Partido nazista: Monark é condenado a pagar R$ 100 mil por fala criminosa

O podcaster e apresentador Monark. Foto: Reprodução

O podcaster Bruno Aiub, conhecido como Monark, foi condenado a pagar R$ 100 mil por dano moral coletivo após defender, em 2022, que um partido nazista pudesse existir legalmente no Brasil. A decisão da Justiça de São Paulo ainda cabe recurso.

A juíza Adriana Cardoso dos Reis, da 37ª Vara Cível Central da Comarca de São Paulo, determinou que o dinheiro siga integralmente para o Fundo Estadual de Defesa dos Interesses Difusos. O Ministério Público havia pedido indenização de R$ 4 milhões.

Na sentença, a magistrada afirmou que a liberdade de manifestação do pensamento encontra limites. Ela apontou que o nazismo não integra o debate democrático como ideologia política legítima, por seu histórico de segregação, perseguição e extermínio de minorias e da população judaica.

Fala no Flow gerou reação de Tabata Amaral

O processo tratou de declarações feitas por Monark durante uma edição do podcast Flow, em 2022. Na ocasião, ele disse: “Eu acho que o nazista tinha que ter o partido nazista reconhecido pela lei”.

Monark deu a declaração durante entrevista com os então deputados federais Kim Kataguiri, à época no DEM e hoje no Missão, e Tabata Amaral (PSB-SP). Ao discutir grupos políticos radicais, o apresentador sustentou que “as duas tinham que ter espaço”, em referência à esquerda e à direita radical.

Tabata contestou o argumento no programa e relacionou o nazismo à ameaça contra judeus. “Liberdade de expressão termina onde a sua expressão coloca em risco a vida do outro. O nazismo é contra a população judaica e isso coloca uma população inteira em risco”, afirmou a parlamentar.

Após a repercussão das falas, Monark divulgou um vídeo de desculpas. O episódio do Flow que continha a declaração deixou de ficar disponível publicamente e passou a exibir a mensagem de que o vídeo era privado.

A defesa de Bruno Aiub informou que vai recorrer e classificou a decisão como “absolutamente equivocada”. Os advogados afirmaram que ele defendeu uma visão ampla da liberdade de expressão e associação, ligada à sua ideologia anarquista autodeclarada, e que repudiava grupos nazistas.

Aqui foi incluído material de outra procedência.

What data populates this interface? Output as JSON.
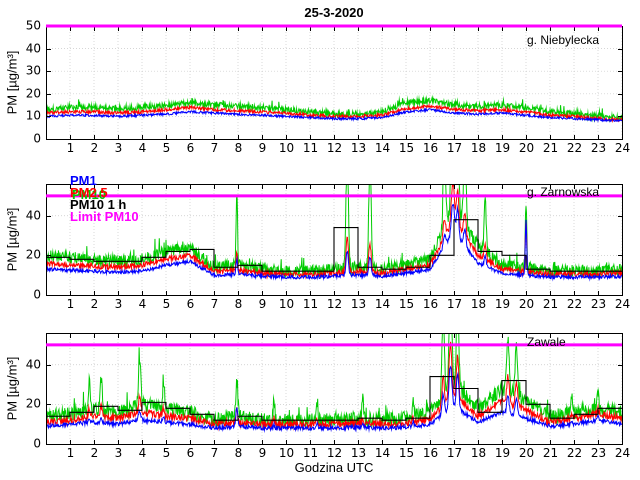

Antes da ação, houve tentativas de firmar um Termo de Ajustamento de Conduta com o Ministério Público. A proposta previa visitas a museus e a um campo de concentração, além da gravação de um podcast sobre o Holocausto, mas as partes não concluíram o acordo.

A defesa também alegou nulidade da citação, pois o documento havia sido entregue na portaria de uma residência que, segundo os advogados, não pertencia ao apresentador. A Justiça apontou evidências de que Monark morava no endereço. A Lei 7.716/89 criminaliza a fabricação, comercialização, distribuição ou veiculação de símbolos e materiais de divulgação do nazismo.